「おくりびと」全国3000人の半数は副業 では1回の収入は?

【○○が好きすぎて副業になっちゃいました】

総務省の予測では日本の65歳以上の人口比率は2025年に30%、60年には40%に達する見込みだ。今回取材したのは高丸慶さん(37歳)だ。

高丸さんは看護師でもあり経営者でもある。訪問看護事業を本業として行うかたわら、納棺師を養成する「おくりびとアカデミー」にも取締役として参画運営している。

なおアカデミーの卒業生たちには、納棺師を副業としている人もいる。

「納棺師は、故人の遺体を洗い清めて、お化粧や衣装などの身支度をして、棺に納めるまでを担います。火葬まで遺体の腐敗を防ぎ、適切な状態で保つ技術や、故人とのお別れの時間を適切なものにするための所作などが必要です」(高丸さん)

納棺師の存在は映画「おくりびと」でも世間に広まった。
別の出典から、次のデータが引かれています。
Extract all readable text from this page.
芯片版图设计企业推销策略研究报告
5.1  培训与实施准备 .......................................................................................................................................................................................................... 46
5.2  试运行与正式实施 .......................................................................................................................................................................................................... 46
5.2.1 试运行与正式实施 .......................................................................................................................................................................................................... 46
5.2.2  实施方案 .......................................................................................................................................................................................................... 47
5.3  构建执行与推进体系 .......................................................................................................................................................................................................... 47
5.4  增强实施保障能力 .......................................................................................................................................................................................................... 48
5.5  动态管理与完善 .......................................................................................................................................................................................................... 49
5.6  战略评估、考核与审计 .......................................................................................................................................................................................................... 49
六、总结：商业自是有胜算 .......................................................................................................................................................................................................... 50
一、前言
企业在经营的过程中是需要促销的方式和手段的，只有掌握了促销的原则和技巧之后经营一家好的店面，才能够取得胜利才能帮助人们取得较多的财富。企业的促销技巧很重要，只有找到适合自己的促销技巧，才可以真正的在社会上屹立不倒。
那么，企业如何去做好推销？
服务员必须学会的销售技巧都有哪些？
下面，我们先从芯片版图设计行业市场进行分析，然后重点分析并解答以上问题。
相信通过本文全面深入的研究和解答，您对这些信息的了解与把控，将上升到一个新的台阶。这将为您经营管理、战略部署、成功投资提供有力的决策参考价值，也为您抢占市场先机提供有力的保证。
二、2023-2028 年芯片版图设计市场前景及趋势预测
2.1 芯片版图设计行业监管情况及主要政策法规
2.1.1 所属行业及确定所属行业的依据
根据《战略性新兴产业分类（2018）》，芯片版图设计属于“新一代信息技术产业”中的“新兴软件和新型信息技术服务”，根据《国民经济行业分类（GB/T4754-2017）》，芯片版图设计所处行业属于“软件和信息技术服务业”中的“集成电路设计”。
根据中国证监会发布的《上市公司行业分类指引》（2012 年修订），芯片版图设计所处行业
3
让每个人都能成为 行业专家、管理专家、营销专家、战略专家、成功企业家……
学校の概要を聞いた。

「東京都港区三田で、毎年4〜9月の6カ月間、木・金・土曜日が授業となっています。募集人数は10人程度、学費は120万円です。納棺師としての心構えや所作を教える概論、感染症の予防、死者へのメーク、宗派による違いなどさまざまなことを学びます」

訪問介護で知ったさまざまなニーズ

「おくりびとアカデミー」を始めたきっかけは?

「2000年に始まった介護保険の基本理念は『人の尊厳を支える』なのですが、実際には個人の尊厳性はそれぞれです。ですから、介護保険に関わる事業者は医療と違ってニーズに応えるために保険外のサービスを提供してもよいことになっています。
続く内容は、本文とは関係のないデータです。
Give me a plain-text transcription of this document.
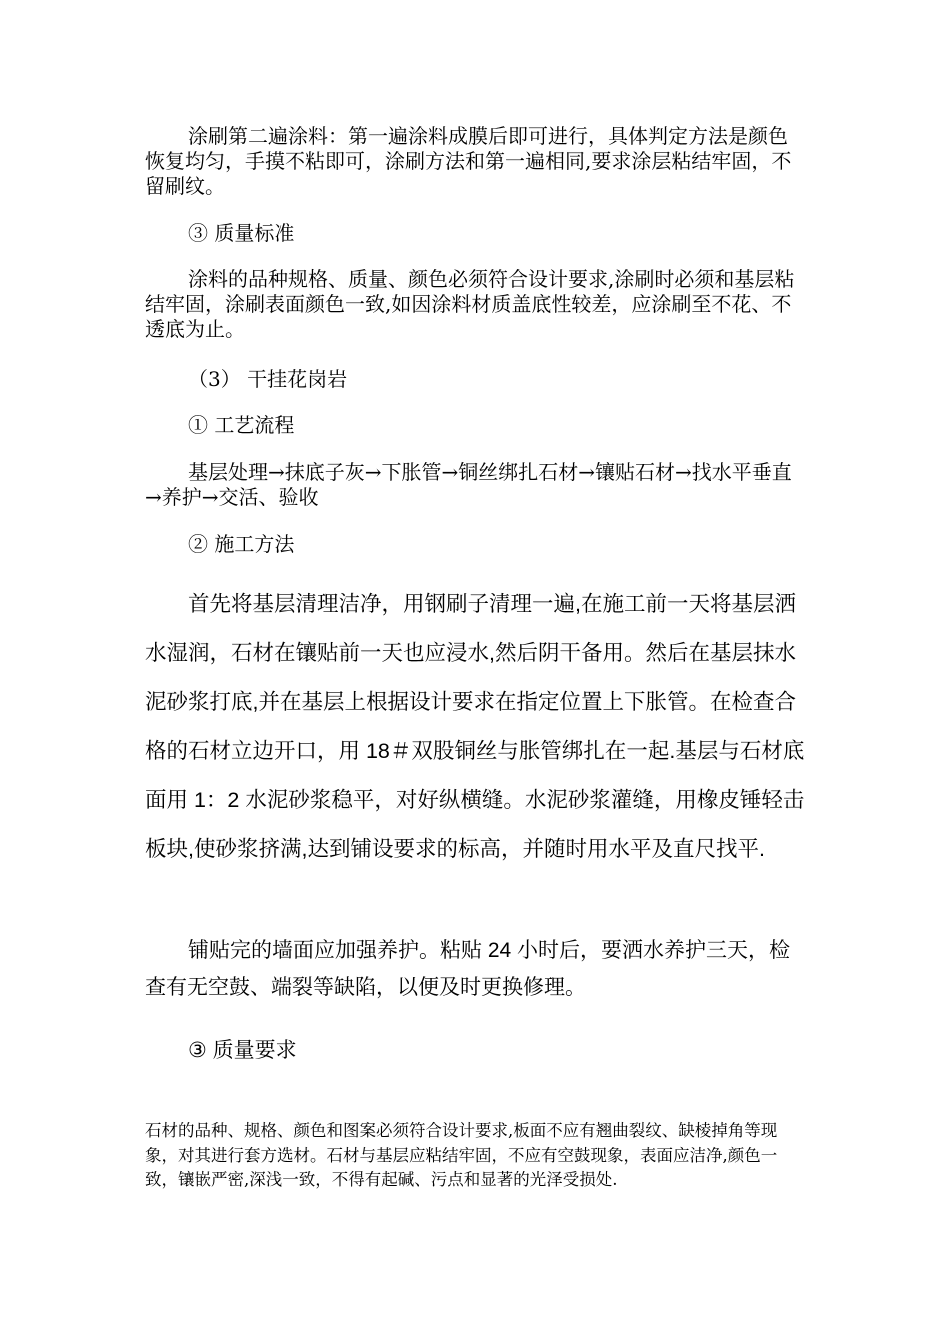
涂刷第二遍涂料：第一遍涂料成膜后即可进行，具体判定方法是颜色恢复均匀，手摸不粘即可，涂刷方法和第一遍相同,要求涂层粘结牢固，不留刷纹。

③ 质量标准

涂料的品种规格、质量、颜色必须符合设计要求,涂刷时必须和基层粘结牢固，涂刷表面颜色一致,如因涂料材质盖底性较差，应涂刷至不花、不透底为止。

（3） 干挂花岗岩

① 工艺流程

基层处理→抹底子灰→下胀管→铜丝绑扎石材→镶贴石材→找水平垂直→养护→交活、验收

② 施工方法

首先将基层清理洁净，用钢刷子清理一遍,在施工前一天将基层洒水湿润，石材在镶贴前一天也应浸水,然后阴干备用。然后在基层抹水泥砂浆打底,并在基层上根据设计要求在指定位置上下胀管。在检查合格的石材立边开口，用 18＃双股铜丝与胀管绑扎在一起.基层与石材底面用 1：2 水泥砂浆稳平，对好纵横缝。水泥砂浆灌缝，用橡皮锤轻击板块,使砂浆挤满,达到铺设要求的标高，并随时用水平及直尺找平.

铺贴完的墙面应加强养护。粘贴 24 小时后，要洒水养护三天，检查有无空鼓、端裂等缺陷，以便及时更换修理。

③ 质量要求

石材的品种、规格、颜色和图案必须符合设计要求,板面不应有翘曲裂纹、缺棱掉角等现象，对其进行套方选材。石材与基层应粘结牢固，不应有空鼓现象，表面应洁净,颜色一致，镶嵌严密,深浅一致，不得有起碱、污点和显著的光泽受损处.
特に在宅ケアをする訪問看護は地域の高齢者との関係が深く、生活の様子がわかり、相談を受ける機会が多い。保険外のニーズとして、食事、旅行、美容、運動、移動、出会いなどの要望はさらに増えると予測しています。そして『おくりびとアカデミー』とも関係する『葬儀』の領域ですが、お別れの方法は多様化しながらも死者を弔う気持ちや儀式の形式は残り、少人数で納棺師だけがセレモニーを行うケースも増えると思います。
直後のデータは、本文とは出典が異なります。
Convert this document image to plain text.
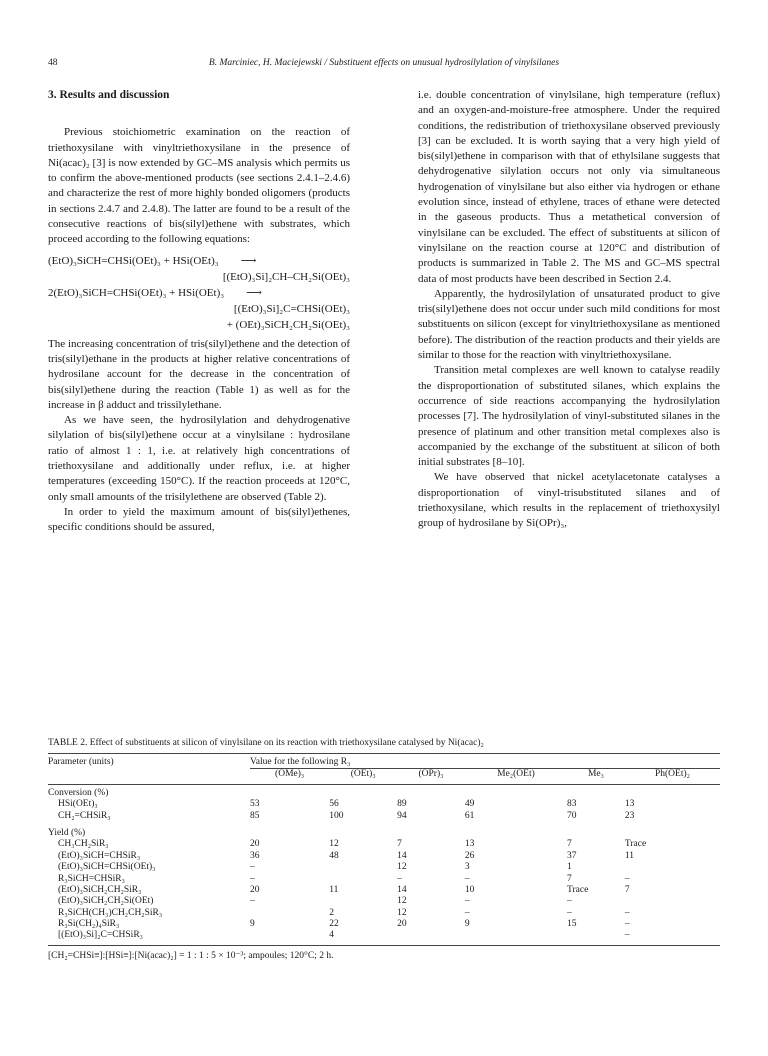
48	B. Marciniec, H. Maciejewski / Substituent effects on unusual hydrosilylation of vinylsilanes
3. Results and discussion

Previous stoichiometric examination on the reaction of triethoxysilane with vinyltriethoxysilane in the presence of Ni(acac)₂ [3] is now extended by GC–MS analysis which permits us to confirm the above-mentioned products (see sections 2.4.1–2.4.6) and characterize the rest of more highly bonded oligomers (products in sections 2.4.7 and 2.4.8). The latter are found to be a result of the consecutive reactions of bis(silyl)ethene with substrates, which proceed according to the following equations:

(EtO)₃SiCH=CHSi(OEt)₃ + HSi(OEt)₃ ⟶
[(EtO)₃Si]₂CH–CH₂Si(OEt)₃
2(EtO)₃SiCH=CHSi(OEt)₃ + HSi(OEt)₃ ⟶
[(EtO)₃Si]₂C=CHSi(OEt)₃
+ (OEt)₃SiCH₂CH₂Si(OEt)₃

The increasing concentration of tris(silyl)ethene and the detection of tris(silyl)ethane in the products at higher relative concentrations of hydrosilane account for the decrease in the concentration of bis(silyl)ethene during the reaction (Table 1) as well as for the increase in β adduct and trissilylethane.

As we have seen, the hydrosilylation and dehydrogenative silylation of bis(silyl)ethene occur at a vinylsilane : hydrosilane ratio of almost 1 : 1, i.e. at relatively high concentrations of triethoxysilane and additionally under reflux, i.e. at higher temperatures (exceeding 150°C). If the reaction proceeds at 120°C, only small amounts of the trisilylethene are observed (Table 2).

In order to yield the maximum amount of bis(silyl)ethenes, specific conditions should be assured,

i.e. double concentration of vinylsilane, high temperature (reflux) and an oxygen-and-moisture-free atmosphere. Under the required conditions, the redistribution of triethoxysilane observed previously [3] can be excluded. It is worth saying that a very high yield of bis(silyl)ethene in comparison with that of ethylsilane suggests that dehydrogenative silylation occurs not only via simultaneous hydrogenation of vinylsilane but also either via hydrogen or ethane evolution since, instead of ethylene, traces of ethane were detected in the gaseous products. Thus a metathetical conversion of vinylsilane can be excluded. The effect of substituents at silicon of vinylsilane on the reaction course at 120°C and distribution of products is summarized in Table 2. The MS and GC–MS spectral data of most products have been described in Section 2.4.

Apparently, the hydrosilylation of unsaturated product to give tris(silyl)ethene does not occur under such mild conditions for most substituents on silicon (except for vinyltriethoxysilane as mentioned before). The distribution of the reaction products and their yields are similar to those for the reaction with vinyltriethoxysilane.

Transition metal complexes are well known to catalyse readily the disproportionation of substituted silanes, which explains the occurrence of side reactions accompanying the hydrosilylation processes [7]. The hydrosilylation of vinyl-substituted silanes in the presence of platinum and other transition metal complexes also is accompanied by the exchange of the substituent at silicon of both initial substrates [8–10].

We have observed that nickel acetylacetonate catalyses a disproportionation of vinyl-trisubstituted silanes and of triethoxysilane, which results in the replacement of triethoxysilyl group of hydrosilane by Si(OPr)₃,

TABLE 2. Effect of substituents at silicon of vinylsilane on its reaction with triethoxysilane catalysed by Ni(acac)₂
Parameter (units)	Value for the following R₃					
	(OMe)₃	(OEt)₃	(OPr)₃	Me₂(OEt)	Me₃	Ph(OEt)₂
Conversion (%)						
HSi(OEt)₃	53	56	89	49	83	13
CH₂=CHSiR₃	85	100	94	61	70	23
Yield (%)						
CH₃CH₂SiR₃	20	12	7	13	7	Trace
(EtO)₃SiCH=CHSiR₃	36	48	14	26	37	11
(EtO)₃SiCH=CHSi(OEt)₃	–		12	3	1	
R₃SiCH=CHSiR₃	–		–	–	7	–
(EtO)₃SiCH₂CH₂SiR₃	20	11	14	10	Trace	7
(EtO)₃SiCH₂CH₂Si(OEt)	–		12	–	–	
R₃SiCH(CH₃)CH₂CH₂SiR₃		2	12	–	–	–
R₃Si(CH₂)₄SiR₃	9	22	20	9	15	–
[(EtO)₃Si]₂C=CHSiR₃		4				–
[CH₂=CHSi≡]:[HSi≡]:[Ni(acac)₂] = 1 : 1 : 5 × 10⁻³; ampoules; 120°C; 2 h.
葬儀では小さくても数十万円かかりますが、納棺師が行うケースですと、より安価な金額ですむこともあります。看護師が在宅や施設で『看取り』をして、同じ看護師が看取り後に納棺師としてセレモニーを行うなんてことも増えるでしょう」

高丸さんの収入とアカデミー卒業後の収入について聞いた。

「アカデミーに入学してくる人たちは半分が葬儀会社の方で、残りは医療従事者、介護従事者、高校を卒業してそのまま入ってくるケースが多いです。

現在、日本全国に納棺師は約3000人いて、本業と副業にしている人たちは半々くらいではないでしょうか。1回のセレモニーの収入は都内の相場が1・5万〜3万円程度です。月に数回の依頼をこなして、副業として月に10万円以上の収入を得ている人はそれなりにいると思います。本業で評判になった納棺師には月に100万円以上の収入になっている人もいます」

緩和医療、看取り、エンディングノート、生前葬など自分の死に方に関することが自覚的に扱われるケースが最近は増えてきた。

日本では03年に年間の死者数が100万人を超え、19年に137万人、そして予測では40年にピークを迎えて160万人になる。人が目を向けにくい市場であるからこそ、仕事のチャンスも眠っている。